Hello world and welcome to haxez, today we are going to be looking at the basic web challenge level 2 on Hack This Site. Hack This Site is a website that allows you to test out your web application security skill by taking on various challenges. If you haven’t already done so, go and check my post on Level 1.
After logging in to Hack This Site, navigate to the basic challenges and select level 2. You should see the following image. These challenges are fairly simple and should only require a basic knowledge of web application security testing. The first challenge only required you to view the page source of the application to solve it. This challenge is no different.
It says “Network Security Sam set up a password protection script. He made it load the real password from an unencrypted text file and compare it to the password the user enters.

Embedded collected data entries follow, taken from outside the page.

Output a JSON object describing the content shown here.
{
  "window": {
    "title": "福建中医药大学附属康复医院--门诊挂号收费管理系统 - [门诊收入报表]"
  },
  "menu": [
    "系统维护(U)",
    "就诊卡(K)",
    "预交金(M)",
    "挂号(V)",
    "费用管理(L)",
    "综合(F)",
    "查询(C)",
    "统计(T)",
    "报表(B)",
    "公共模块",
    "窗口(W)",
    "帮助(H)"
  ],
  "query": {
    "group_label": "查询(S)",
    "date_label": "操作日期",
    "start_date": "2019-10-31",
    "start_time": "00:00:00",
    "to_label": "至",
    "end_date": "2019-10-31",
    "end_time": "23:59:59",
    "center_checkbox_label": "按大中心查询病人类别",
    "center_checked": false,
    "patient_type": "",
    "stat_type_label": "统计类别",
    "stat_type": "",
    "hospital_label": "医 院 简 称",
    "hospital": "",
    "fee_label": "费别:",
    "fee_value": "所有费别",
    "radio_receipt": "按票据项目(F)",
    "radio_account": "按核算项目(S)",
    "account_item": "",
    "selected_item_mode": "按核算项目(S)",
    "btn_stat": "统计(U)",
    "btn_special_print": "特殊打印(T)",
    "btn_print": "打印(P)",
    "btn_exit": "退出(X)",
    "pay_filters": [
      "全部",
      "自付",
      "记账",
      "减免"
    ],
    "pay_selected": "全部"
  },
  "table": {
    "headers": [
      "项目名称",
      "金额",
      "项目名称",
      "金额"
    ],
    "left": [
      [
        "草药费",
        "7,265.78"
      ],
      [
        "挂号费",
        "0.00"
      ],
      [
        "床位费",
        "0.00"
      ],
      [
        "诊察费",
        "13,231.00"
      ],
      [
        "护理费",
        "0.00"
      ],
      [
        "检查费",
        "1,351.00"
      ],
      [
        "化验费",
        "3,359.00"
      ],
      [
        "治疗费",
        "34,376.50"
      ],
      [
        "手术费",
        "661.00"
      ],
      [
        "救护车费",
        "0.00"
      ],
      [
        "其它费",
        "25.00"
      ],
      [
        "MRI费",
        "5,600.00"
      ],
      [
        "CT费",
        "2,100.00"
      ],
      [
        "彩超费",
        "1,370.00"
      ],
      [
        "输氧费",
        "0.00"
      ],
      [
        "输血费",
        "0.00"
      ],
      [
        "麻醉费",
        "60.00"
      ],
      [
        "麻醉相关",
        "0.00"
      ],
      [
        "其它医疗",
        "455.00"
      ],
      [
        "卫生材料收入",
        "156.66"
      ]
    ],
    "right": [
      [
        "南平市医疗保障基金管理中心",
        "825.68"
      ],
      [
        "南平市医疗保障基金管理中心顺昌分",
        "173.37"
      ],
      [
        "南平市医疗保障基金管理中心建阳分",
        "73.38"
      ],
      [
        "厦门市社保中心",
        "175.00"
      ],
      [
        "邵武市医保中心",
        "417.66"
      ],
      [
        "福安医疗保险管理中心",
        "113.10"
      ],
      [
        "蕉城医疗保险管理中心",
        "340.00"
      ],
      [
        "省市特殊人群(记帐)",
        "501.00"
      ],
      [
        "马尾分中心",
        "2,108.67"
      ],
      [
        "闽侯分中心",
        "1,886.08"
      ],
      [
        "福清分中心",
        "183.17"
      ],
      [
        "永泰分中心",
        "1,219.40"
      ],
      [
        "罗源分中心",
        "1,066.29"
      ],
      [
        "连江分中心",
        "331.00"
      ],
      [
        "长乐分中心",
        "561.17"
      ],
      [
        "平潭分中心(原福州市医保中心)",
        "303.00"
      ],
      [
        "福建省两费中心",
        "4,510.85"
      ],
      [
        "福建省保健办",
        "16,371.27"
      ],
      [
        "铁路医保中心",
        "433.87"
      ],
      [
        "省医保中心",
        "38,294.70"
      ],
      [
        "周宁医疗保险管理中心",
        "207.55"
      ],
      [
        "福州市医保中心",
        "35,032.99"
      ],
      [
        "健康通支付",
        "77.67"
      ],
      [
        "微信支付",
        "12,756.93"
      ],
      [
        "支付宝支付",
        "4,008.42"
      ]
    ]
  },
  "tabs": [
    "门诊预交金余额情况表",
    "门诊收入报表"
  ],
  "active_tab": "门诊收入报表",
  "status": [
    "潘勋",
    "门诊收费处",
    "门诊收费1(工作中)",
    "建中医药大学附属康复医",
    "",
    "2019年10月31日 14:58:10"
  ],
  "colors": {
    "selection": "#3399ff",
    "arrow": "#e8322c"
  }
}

However, he neglected to upload the password file…”
Solving HTS Basic 2
So what this means is that there is no password file to check the user submitted password against. One would hope that this would mean it was an automatic failure. Unfortunately not, if you are entering nothing, and comparing it to nothing then it’s going to be correct.
So, As there is no password file, there is no password to check so submitting the form with an empty password will be authenticated.
Congratulations, you have just completed level 2.
This challenge may seem a bit silly but you would be surprised at how often simple things are overlooked with authentication mechanics and access control restrictions. When testing a web application, always go through and test without usernames and passwords, default credentials and commonly used credentials. Anyway, thats all for this post. I hope it helped you solve it and move on to the next one.